Search code examples
javacollectionsjava-5

Get all duplicate values from multiple list in Java


I want to get all values that has duplicate from multiple List of Integers. The confusing part is these list of Integers are inside a Map of Map like this LinkedHashMap<String, LinkedHashMap<String, List>> streams

// sample value
{
    break_desc100=
    {
        bDesc_1000=[62, 72, 82, 92, 102, 112, 122], 
        bDesc 1001=[180, 190, 200, 210, 220, 230, 240], 
        cMessage_1000=[112], 
        cMessage_1001=[232]
    }
}
// for this one I want to get 112

So far I tried using retainAll but my code doesn't work if the list with duplicate are not next to each other.

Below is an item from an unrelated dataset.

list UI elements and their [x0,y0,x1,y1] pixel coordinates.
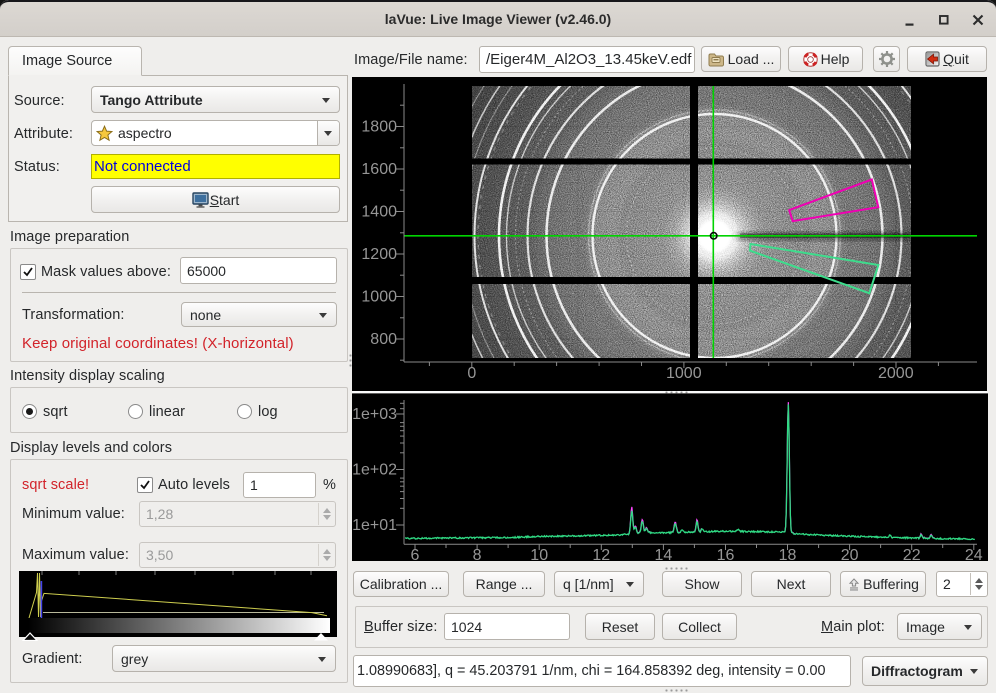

for (Map.Entry<String,LinkedHashMap<String,List<Integer>>> entry : streams.entrySet()) {
     String currentStream = entry.getKey();
     LinkedHashMap<String,List<Integer>> bDescList = entry.getValue();
     for (Map.Entry<String,List<Integer>> bDesc : bDescList.entrySet()) {
          if (firstIteration) {
              prevBDesc = bDesc;
              firstIteration = false;
          } else {
              List<Integer> currentList = prevBDesc.getValue();
              List<Integer> nextList = bDesc.getValue();
              duplicates = new ArrayList<Integer>(currentList);
              duplicates.retainAll(nextList);
              allDuplicates.addAll(duplicates); //Set<Integer>
              prevBDesc = bDesc;
          }
     }
}

EDIT: Sorry guys I forgot to add that it is running on Java 1.5.


Solution

  • This seems like a suitable task for streams:

    Map<Integer, Long> counts = streams.values().stream()
           .flatMap(bDescList -> bDescList.values().stream())
           .flatMap(nextList -> nextList.stream())
           .collect(Collectors.groupingBy(
                    Function.identity(), 
                    Collectors.counting()));
    
    counts.values().removeIf(c -> c == 1L);
    
    Set<Integer> duplicates = counts.keySet();
    

    This code first creates a map of counts. For this, it first streams the values of the outer map and then uses Stream.flatMap to create a new stream with the values of all the inner maps. As these values are actually lists, we need to use Stream.flatMap again, to finally get a stream of Integer. (I've kept the variable names from your question).

    We collect to a map of counts, where the keys are the numbers from all the inner maps' list values, and the values are the counts for each one of these numbers, accross all maps and lists.

    Then, we remove all entries from the counts map that have a value of 1. The remaining keys are the duplicate numbers.


    EDIT: Here's the equivalent code in Java 5... 😨😨😨

    Map<Integer, Long> counts = new HashMap<Integer, Long>();
    
    for (Map<String, List<Integer>> bDescList : streams.values()) {
        for (List<Integer> bDesc : bDescList.values()) {
            for (Integer n : bDesc) {
                Long c = counts.get(n);
                if (c == null) {
                    c = 0L;
                }
                counts.put(n, c + 1);
            }
        }
    }
    
    Iterator<Long> it = counts.values().iterator();
    while (it.hasNext()) {
        Long c = it.next();
        if (c == 1L) {
            it.remove();
        }
    }
    
    Set<Integer> duplicates = counts.keySet();
    

    The rationale is exactly the same here... We create a map of counts by iterating the map of maps of lists, then we remove entries with a count of 1 and the remaining keys are the duplicates.